This song and lyrics mean so much to me, that I continually postponed arranging it. A few months ago I met someone incredibly special - and I kept thinking how it’s ironic, because after 4 years of living in NYC I met this person 2 months before I had to move. Why couldn’t I meet them 4 years ago? Why now? Or why not in 5 years?

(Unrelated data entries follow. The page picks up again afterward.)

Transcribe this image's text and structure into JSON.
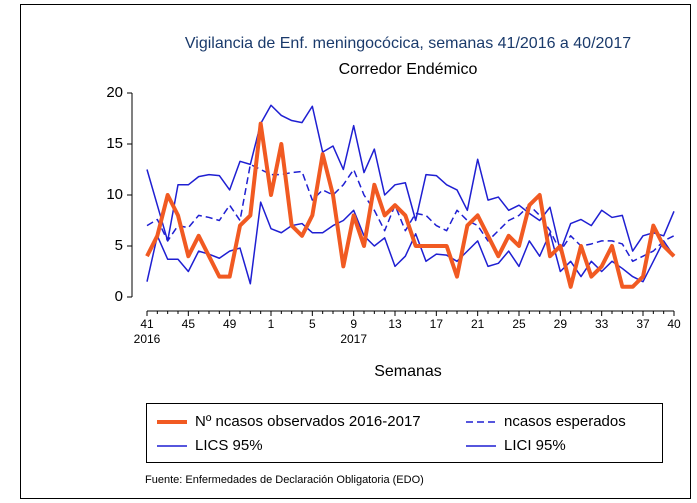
{
  "chart_data": {
    "type": "line",
    "title": "Vigilancia de Enf. meningocócica, semanas 41/2016 a 40/2017",
    "subtitle": "Corredor Endémico",
    "x_label": "Semanas",
    "source": "Fuente: Enfermedades de Declaración Obligatoria (EDO)",
    "categories": [
      "41",
      null,
      null,
      null,
      "45",
      null,
      null,
      null,
      "49",
      null,
      null,
      null,
      "1",
      null,
      null,
      null,
      "5",
      null,
      null,
      null,
      "9",
      null,
      null,
      null,
      "13",
      null,
      null,
      null,
      "17",
      null,
      null,
      null,
      "21",
      null,
      null,
      null,
      "25",
      null,
      null,
      null,
      "29",
      null,
      null,
      null,
      "33",
      null,
      null,
      null,
      "37",
      null,
      null,
      "40"
    ],
    "category_years": [
      "2016",
      null,
      null,
      null,
      null,
      null,
      null,
      null,
      null,
      null,
      null,
      null,
      null,
      null,
      null,
      null,
      null,
      null,
      null,
      null,
      "2017",
      null,
      null,
      null,
      null,
      null,
      null,
      null,
      null,
      null,
      null,
      null,
      null,
      null,
      null,
      null,
      null,
      null,
      null,
      null,
      null,
      null,
      null,
      null,
      null,
      null,
      null,
      null,
      null,
      null,
      null,
      null
    ],
    "ylim": [
      0,
      20
    ],
    "yticks": [
      0,
      5,
      10,
      15,
      20
    ],
    "series": [
      {
        "name": "Nº ncasos observados 2016-2017",
        "color": "#f15a22",
        "line_width": 4,
        "dashed": false,
        "values": [
          4,
          6,
          10,
          8,
          4,
          6,
          4,
          2,
          2,
          7,
          8,
          17,
          10,
          15,
          7,
          6,
          8,
          14,
          10,
          3,
          8,
          5,
          11,
          8,
          9,
          8,
          5,
          5,
          5,
          5,
          2,
          7,
          8,
          6,
          4,
          6,
          5,
          9,
          10,
          4,
          5,
          1,
          5,
          2,
          3,
          5,
          1,
          1,
          2,
          7,
          5,
          4
        ]
      },
      {
        "name": "ncasos esperados",
        "color": "#1f1fd2",
        "line_width": 1.5,
        "dashed": true,
        "values": [
          7,
          7.6,
          5.5,
          7,
          6.8,
          8,
          7.8,
          7.5,
          9,
          7.5,
          13,
          12.5,
          12,
          12,
          12.2,
          12.3,
          9.5,
          10.5,
          10,
          11,
          12.5,
          10,
          8.5,
          6.5,
          9,
          6.5,
          8.2,
          8,
          7,
          6.5,
          8.5,
          7.5,
          7,
          5.5,
          6.5,
          7.5,
          8,
          9,
          8,
          6.5,
          4.5,
          6,
          5,
          5.2,
          5.5,
          5.5,
          5.2,
          3.5,
          4,
          4.5,
          5.5,
          6
        ]
      },
      {
        "name": "LICS 95%",
        "color": "#1f1fd2",
        "line_width": 1.5,
        "dashed": false,
        "values": [
          12.5,
          9,
          5.5,
          11,
          11,
          11.8,
          12,
          11.9,
          10.5,
          13.3,
          13,
          17,
          18.8,
          17.8,
          17.3,
          17.1,
          18.7,
          14.2,
          14.8,
          12.5,
          16.8,
          12.2,
          14.5,
          10,
          11,
          11.2,
          7.5,
          12,
          11.9,
          11,
          10.5,
          8.5,
          13.5,
          9.5,
          9.8,
          8.5,
          9,
          8.2,
          7.5,
          8.8,
          4.5,
          7.2,
          7.6,
          7,
          8.5,
          7.8,
          8,
          4.5,
          6,
          6.3,
          6,
          8.4
        ]
      },
      {
        "name": "LICI 95%",
        "color": "#1f1fd2",
        "line_width": 1.5,
        "dashed": false,
        "values": [
          1.5,
          6,
          3.7,
          3.7,
          2.5,
          4.5,
          4.2,
          3.8,
          4.5,
          4.8,
          1.3,
          9.3,
          6.7,
          6.3,
          7,
          7.2,
          6.3,
          6.3,
          7,
          7.5,
          8.5,
          6,
          5,
          5.8,
          3,
          4,
          6.2,
          3.5,
          4.2,
          4.1,
          3.5,
          4.5,
          5.5,
          3,
          3.3,
          4.5,
          3,
          5.5,
          4,
          6.3,
          2.5,
          3.5,
          2,
          3.5,
          2.5,
          3.5,
          2.8,
          2,
          1.5,
          3.5,
          5.5,
          4
        ]
      }
    ]
  }
}
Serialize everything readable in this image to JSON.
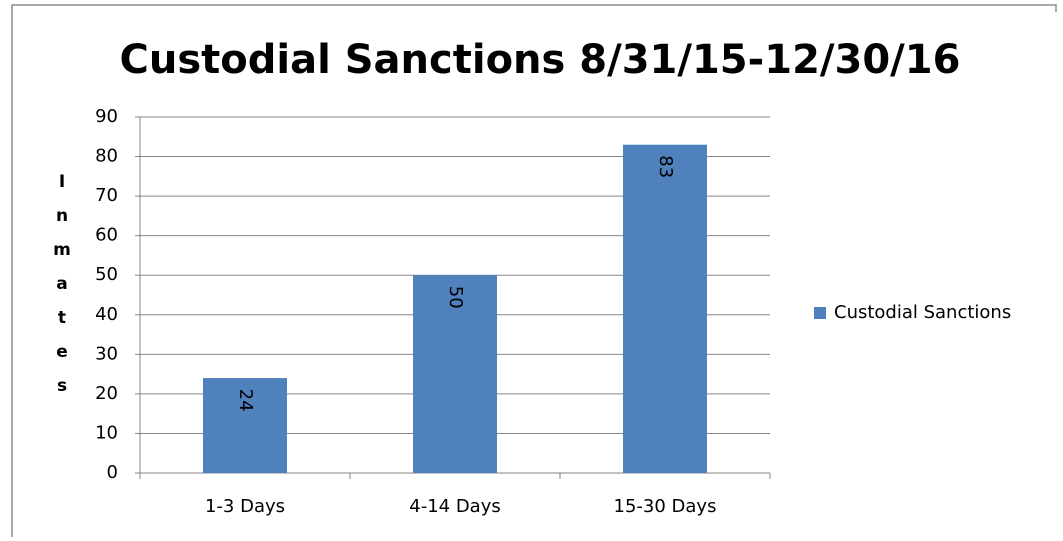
{
  "chart_data": {
    "type": "bar",
    "title": "Custodial Sanctions 8/31/15-12/30/16",
    "y_label": "Inmates",
    "categories": [
      "1-3 Days",
      "4-14 Days",
      "15-30 Days"
    ],
    "series": [
      {
        "name": "Custodial Sanctions",
        "color": "#4f81bd",
        "values": [
          24,
          50,
          83
        ]
      }
    ],
    "ylim": [
      0,
      90
    ],
    "yticks": [
      0,
      10,
      20,
      30,
      40,
      50,
      60,
      70,
      80,
      90
    ],
    "grid": true,
    "data_labels": true,
    "legend": "right"
  }
}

Maybe you’re familiar with that feeling? It’s difficult, nostalgic, familiar, and strange - all at the same time. And that got me thinking, about how many times I’ve grown in my life, and how many times the timing just wasn’t right. Applying to college, meeting someone, a job opportunity, how you met your best friend…
…It’s all timing.
In this arrangement I knew its power wouldn’t be from a loud crescendo or fortissimo passage, the power would be from the silence and space between notes. The vibraphones were perfect for that, and layering the violins on top allowed me to emphasize the lyrics.
As I sit here I’m thinking about how I bumped into a good friend across town last month. Had I brushed my teeth 2 seconds longer or turned a different street corner, then I wouldn’t have saw them. How crazy is that?
But I’m gearing off topic. The idea is that ‘timing’ is really starting to make sense to me, and I’m beginning to get comfortable with the reality that you can’t micro manage fate or serendipity. All you can do is just enjoy life, see where it takes you, appreciate every moment that’s given to you, and grow from those experiences.